The Zivid camera functions on the principle of structured light. Zivid contains a projector and a camera that is placed at a specific distance and angle to each other. Light patterns are projected by the projector onto the object and the displacement in the light patterns are used to calculate the depth of the object at every point, giving you a 3D model of your object Zivid uses in combination with structured light. For every image grab performed by Zivid, several images are captured by the camera at a remarkable acquisition rate of 10 Hz to ensure that the captured point cloud is the most accurate.  

One of Zivid’s most unique features is the HDR capability. ‘Difficult’ objects are made easy with this feature. The HDR mode works with multiple active iris settings. The camera captures images with each specified active iris setting and then combines them into one high quality image. This is especially useful because different colors and different materials work better with different iris settings. Lighter colors have better results with lower iris settings, while darker colors need more light (higher iris setting) for a good 3D point cloud. With the HDR function you needn't compromise when you have a combination of materials and colors and shiny metallic objects. You can specify multiple iris settings that together cover all the objects( or all the different parts of an object) to give you a complete point cloud, and the HDR mode combines all these individual images to give you one, high-quality image with optimal accuracy.

The active iris and exposure time settings go hand-in-hand to determine the amount of light that passes through the camera.

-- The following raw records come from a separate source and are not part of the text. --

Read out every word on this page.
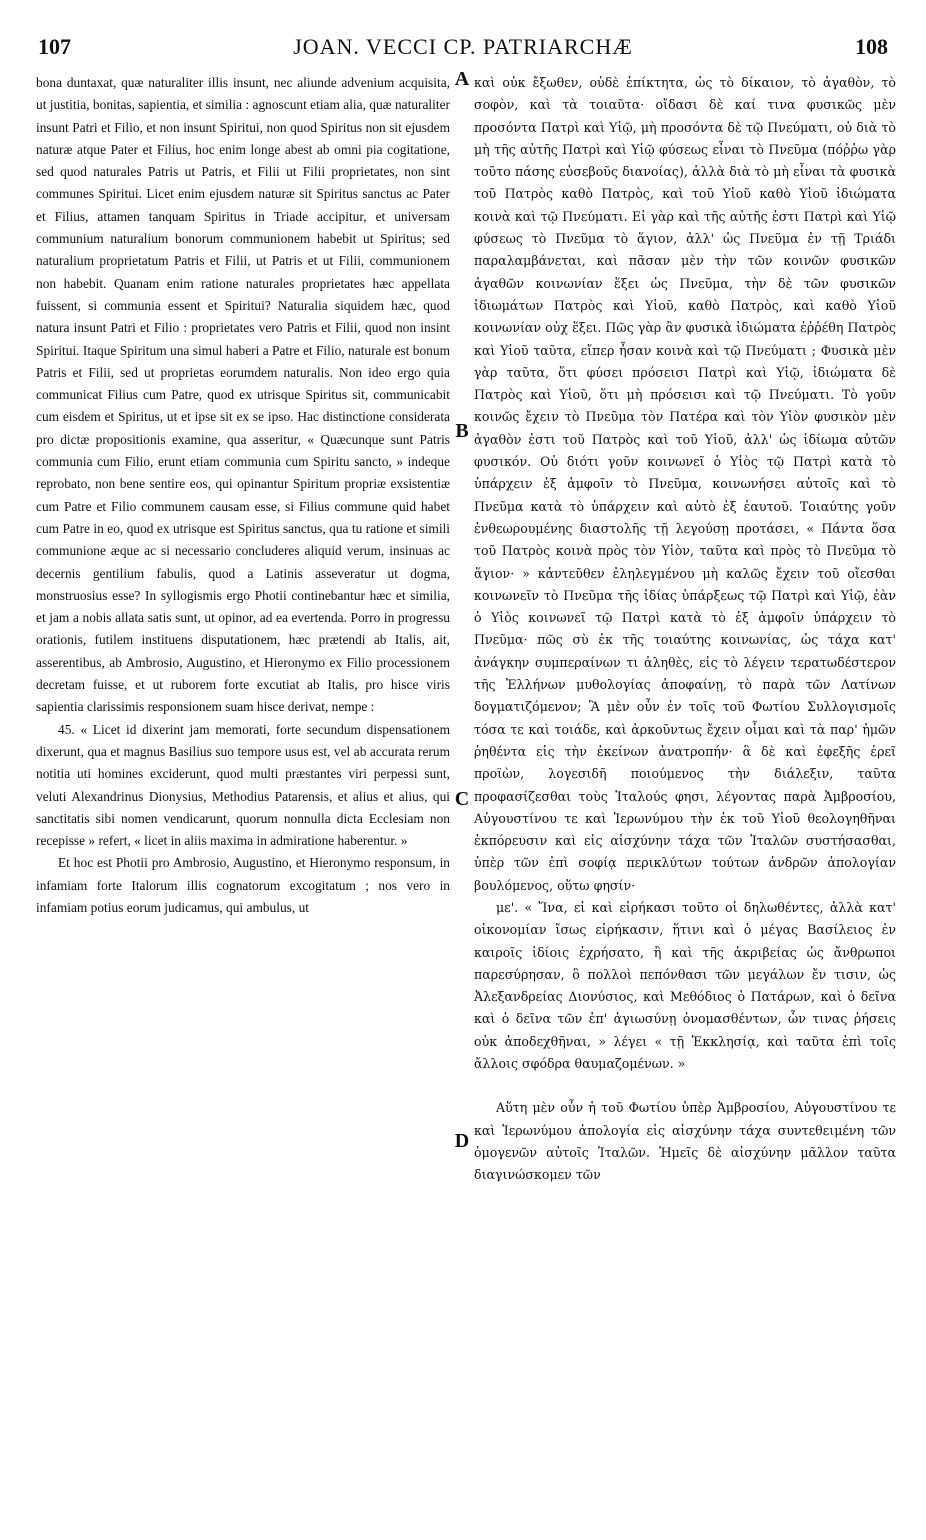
107	JOAN. VECCI CP. PATRIARCHÆ	108

bona duntaxat, quæ naturaliter illis insunt, nec aliunde advenium acquisita, ut justitia, bonitas, sapientia, et similia : agnoscunt etiam alia, quæ naturaliter insunt Patri et Filio, et non insunt Spiritui, non quod Spiritus non sit ejusdem naturæ atque Pater et Filius, hoc enim longe abest ab omni pia cogitatione, sed quod naturales Patris ut Patris, et Filii ut Filii proprietates, non sint communes Spiritui. Licet enim ejusdem naturæ sit Spiritus sanctus ac Pater et Filius, attamen tanquam Spiritus in Triade accipitur, et universam communium naturalium bonorum communionem habebit ut Spiritus; sed naturalium proprietatum Patris et Filii, ut Patris et ut Filii, communionem non habebit. Quanam enim ratione naturales proprietates hæc appellata fuissent, si communia essent et Spiritui? Naturalia siquidem hæc, quod natura insunt Patri et Filio : proprietates vero Patris et Filii, quod non insint Spiritui. Itaque Spiritum una simul haberi a Patre et Filio, naturale est bonum Patris et Filii, sed ut proprietas eorumdem naturalis. Non ideo ergo quia communicat Filius cum Patre, quod ex utrisque Spiritus sit, communicabit cum eisdem et Spiritus, ut et ipse sit ex se ipso. Hac distinctione considerata pro dictæ propositionis examine, qua asseritur, « Quæcunque sunt Patris communia cum Filio, erunt etiam communia cum Spiritu sancto, » indeque reprobato, non bene sentire eos, qui opinantur Spiritum propriæ exsistentiæ cum Patre et Filio communem causam esse, si Filius commune quid habet cum Patre in eo, quod ex utrisque est Spiritus sanctus, qua tu ratione et simili communione æque ac si necessario concluderes aliquid verum, insinuas ac decernis gentilium fabulis, quod a Latinis asseveratur ut dogma, monstruosius esse? In syllogismis ergo Photii continebantur hæc et similia, et jam a nobis allata satis sunt, ut opinor, ad ea evertenda. Porro in progressu orationis, futilem instituens disputationem, hæc prætendi ab Italis, ait, asserentibus, ab Ambrosio, Augustino, et Hieronymo ex Filio processionem decretam fuisse, et ut ruborem forte excutiat ab Italis, pro hisce viris sapientia clarissimis responsionem suam hisce derivat, nempe :

45. « Licet id dixerint jam memorati, forte secundum dispensationem dixerunt, qua et magnus Basilius suo tempore usus est, vel ab accurata rerum notitia uti homines exciderunt, quod multi præstantes viri perpessi sunt, veluti Alexandrinus Dionysius, Methodius Patarensis, et alius et alius, qui sanctitatis sibi nomen vendicarunt, quorum nonnulla dicta Ecclesiam non recepisse » refert, « licet in aliis maxima in admiratione haberentur. »

Et hoc est Photii pro Ambrosio, Augustino, et Hieronymo responsum, in infamiam forte Italorum illis cognatorum excogitatum ; nos vero in infamiam potius eorum judicamus, qui ambulus, ut

A
B
C
D

καὶ οὐκ ἔξωθεν, οὐδὲ ἐπίκτητα, ὡς τὸ δίκαιον, τὸ ἀγαθὸν, τὸ σοφὸν, καὶ τὰ τοιαῦτα· οἴδασι δὲ καί τινα φυσικῶς μὲν προσόντα Πατρὶ καὶ Υἱῷ, μὴ προσόντα δὲ τῷ Πνεύματι, οὐ διὰ τὸ μὴ τῆς αὐτῆς Πατρὶ καὶ Υἱῷ φύσεως εἶναι τὸ Πνεῦμα (πόῤῥω γὰρ τοῦτο πάσης εὐσεβοῦς διανοίας), ἀλλὰ διὰ τὸ μὴ εἶναι τὰ φυσικὰ τοῦ Πατρὸς καθὸ Πατρὸς, καὶ τοῦ Υἱοῦ καθὸ Υἱοῦ ἰδιώματα κοινὰ καὶ τῷ Πνεύματι. Εἰ γὰρ καὶ τῆς αὐτῆς ἐστι Πατρὶ καὶ Υἱῷ φύσεως τὸ Πνεῦμα τὸ ἅγιον, ἀλλ' ὡς Πνεῦμα ἐν τῇ Τριάδι παραλαμβάνεται, καὶ πᾶσαν μὲν τὴν τῶν κοινῶν φυσικῶν ἀγαθῶν κοινωνίαν ἕξει ὡς Πνεῦμα, τὴν δὲ τῶν φυσικῶν ἰδιωμάτων Πατρὸς καὶ Υἱοῦ, καθὸ Πατρὸς, καὶ καθὸ Υἱοῦ κοινωνίαν οὐχ ἕξει. Πῶς γὰρ ἂν φυσικὰ ἰδιώματα ἐῤῥέθη Πατρὸς καὶ Υἱοῦ ταῦτα, εἴπερ ἦσαν κοινὰ καὶ τῷ Πνεύματι ; Φυσικὰ μὲν γὰρ ταῦτα, ὅτι φύσει πρόσεισι Πατρὶ καὶ Υἱῷ, ἰδιώματα δὲ Πατρὸς καὶ Υἱοῦ, ὅτι μὴ πρόσεισι καὶ τῷ Πνεύματι. Τὸ γοῦν κοινῶς ἔχειν τὸ Πνεῦμα τὸν Πατέρα καὶ τὸν Υἱὸν φυσικὸν μὲν ἀγαθὸν ἐστι τοῦ Πατρὸς καὶ τοῦ Υἱοῦ, ἀλλ' ὡς ἰδίωμα αὐτῶν φυσικόν. Οὐ διότι γοῦν κοινωνεῖ ὁ Υἱὸς τῷ Πατρὶ κατὰ τὸ ὑπάρχειν ἐξ ἀμφοῖν τὸ Πνεῦμα, κοινωνήσει αὐτοῖς καὶ τὸ Πνεῦμα κατὰ τὸ ὑπάρχειν καὶ αὐτὸ ἐξ ἑαυτοῦ. Τοιαύτης γοῦν ἐνθεωρουμένης διαστολῆς τῇ λεγούσῃ προτάσει, « Πάντα ὅσα τοῦ Πατρὸς κοινὰ πρὸς τὸν Υἱὸν, ταῦτα καὶ πρὸς τὸ Πνεῦμα τὸ ἅγιον· » κἀντεῦθεν ἐληλεγμένου μὴ καλῶς ἔχειν τοῦ οἴεσθαι κοινωνεῖν τὸ Πνεῦμα τῆς ἰδίας ὑπάρξεως τῷ Πατρὶ καὶ Υἱῷ, ἐὰν ὁ Υἱὸς κοινωνεῖ τῷ Πατρὶ κατὰ τὸ ἐξ ἀμφοῖν ὑπάρχειν τὸ Πνεῦμα· πῶς σὺ ἐκ τῆς τοιαύτης κοινωνίας, ὡς τάχα κατ' ἀνάγκην συμπεραίνων τι ἀληθὲς, εἰς τὸ λέγειν τερατωδέστερον τῆς Ἑλλήνων μυθολογίας ἀποφαίνῃ, τὸ παρὰ τῶν Λατίνων δογματιζόμενον; Ἃ μὲν οὖν ἐν τοῖς τοῦ Φωτίου Συλλογισμοῖς τόσα τε καὶ τοιάδε, καὶ ἀρκοῦντως ἔχειν οἶμαι καὶ τὰ παρ' ἡμῶν ῥηθέντα εἰς τὴν ἐκείνων ἀνατροπήν· ἃ δὲ καὶ ἐφεξῆς ἐρεῖ προϊὼν, λογεσιδῆ ποιούμενος τὴν διάλεξιν, ταῦτα προφασίζεσθαι τοὺς Ἰταλούς φησι, λέγοντας παρὰ Ἀμβροσίου, Αὐγουστίνου τε καὶ Ἱερωνύμου τὴν ἐκ τοῦ Υἱοῦ θεολογηθῆναι ἐκπόρευσιν καὶ εἰς αἰσχύνην τάχα τῶν Ἰταλῶν συστήσασθαι, ὑπὲρ τῶν ἐπὶ σοφίᾳ περικλύτων τούτων ἀνδρῶν ἀπολογίαν βουλόμενος, οὕτω φησίν·

με'. « Ἵνα, εἰ καὶ εἰρήκασι τοῦτο οἱ δηλωθέντες, ἀλλὰ κατ' οἰκονομίαν ἴσως εἰρήκασιν, ἥτινι καὶ ὁ μέγας Βασίλειος ἐν καιροῖς ἰδίοις ἐχρήσατο, ἢ καὶ τῆς ἀκριβείας ὡς ἄνθρωποι παρεσύρησαν, ὃ πολλοὶ πεπόνθασι τῶν μεγάλων ἔν τισιν, ὡς Ἀλεξανδρείας Διονύσιος, καὶ Μεθόδιος ὁ Πατάρων, καὶ ὁ δεῖνα καὶ ὁ δεῖνα τῶν ἐπ' ἁγιωσύνῃ ὀνομασθέντων, ὧν τινας ῥήσεις οὐκ ἀποδεχθῆναι, » λέγει « τῇ Ἐκκλησίᾳ, καὶ ταῦτα ἐπὶ τοῖς ἄλλοις σφόδρα θαυμαζομένων. »

Αὕτη μὲν οὖν ἡ τοῦ Φωτίου ὑπὲρ Ἀμβροσίου, Αὐγουστίνου τε καὶ Ἱερωνύμου ἀπολογία εἰς αἰσχύνην τάχα συντεθειμένη τῶν ὁμογενῶν αὐτοῖς Ἰταλῶν. Ἡμεῖς δὲ αἰσχύνην μᾶλλον ταῦτα διαγινώσκομεν τῶν
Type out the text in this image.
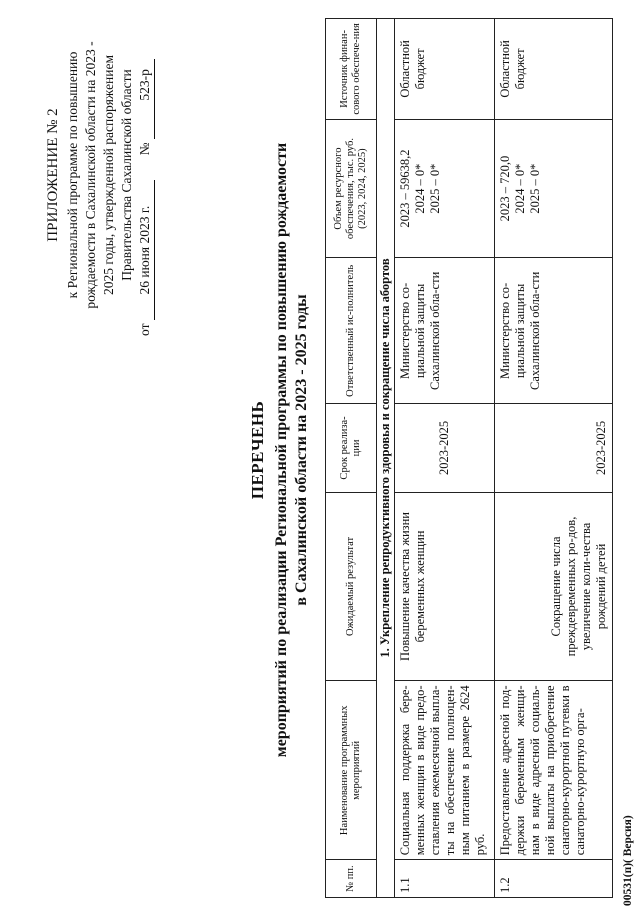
ПРИЛОЖЕНИЕ № 2 к Региональной программе по повышению рождаемости в Сахалинской области на 2023 - 2025 годы, утвержденной распоряжением Правительства Сахалинской области
от 26 июня 2023 г.  № 523-р
ПЕРЕЧЕНЬ мероприятий по реализации Региональной программы по повышению рождаемости в Сахалинской области на 2023 - 2025 годы
№ пп.	Наименование программных мероприятий	Ожидаемый результат	Срок реализа-ции	Ответственный ис-полнитель	Объем ресурсного обеспечения, тыс. руб. (2023, 2024, 2025)	Источник финан-сового обеспече-ния
1. Укрепление репродуктивного здоровья и сокращение числа абортов						
1.1	Социальная поддержка бере-менных женщин в виде предо-ставления ежемесячной выпла-ты на обеспечение полноцен-ным питанием в размере 2624 руб.	Повышение качества жизни беременных женщин	2023-2025	Министерство со-циальной защиты Сахалинской обла-сти	2023 – 59638,2 2024 – 0* 2025 – 0*	Областной бюджет
1.2	Предоставление адресной под-держки беременным женщи-нам в виде адресной социаль-ной выплаты на приобретение санаторно-курортной путевки в санаторно-курортную орга-	Сокращение числа преждевременных ро-дов, увеличение коли-чества рождений детей	2023-2025	Министерство со-циальной защиты Сахалинской обла-сти	2023 – 720,0 2024 – 0* 2025 – 0*	Областной бюджет
00531(п)( Версия)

An active iris setting of 0 denotes that the iris is fully closed and no light gets through even if the exposure time is high. Once the active iris setting is sufficiently high to allow light to pass through, increasing exposure time and increasing the active iris setting achieves the same results. Generally, it is good practice to keep the active iris settings below 40 and go up in exposure time after that. Read more about determining optimal active iris settings with HDR mode here


Some other features that make Zivid special are the filters that give you added functionality. The reflection filter for example ensures that you can take images of shiny objects without false points/noise. Consider a bin picking scenario where the camera mistook false points (points in the point cloud corresponding to reflections) as part of the object. The robot would then begin to attempt picking at noise points instead of the actual object. Without the reflection filter to distinguish between noise points and the actual point cloud, this would be an erroneous and chaotic process!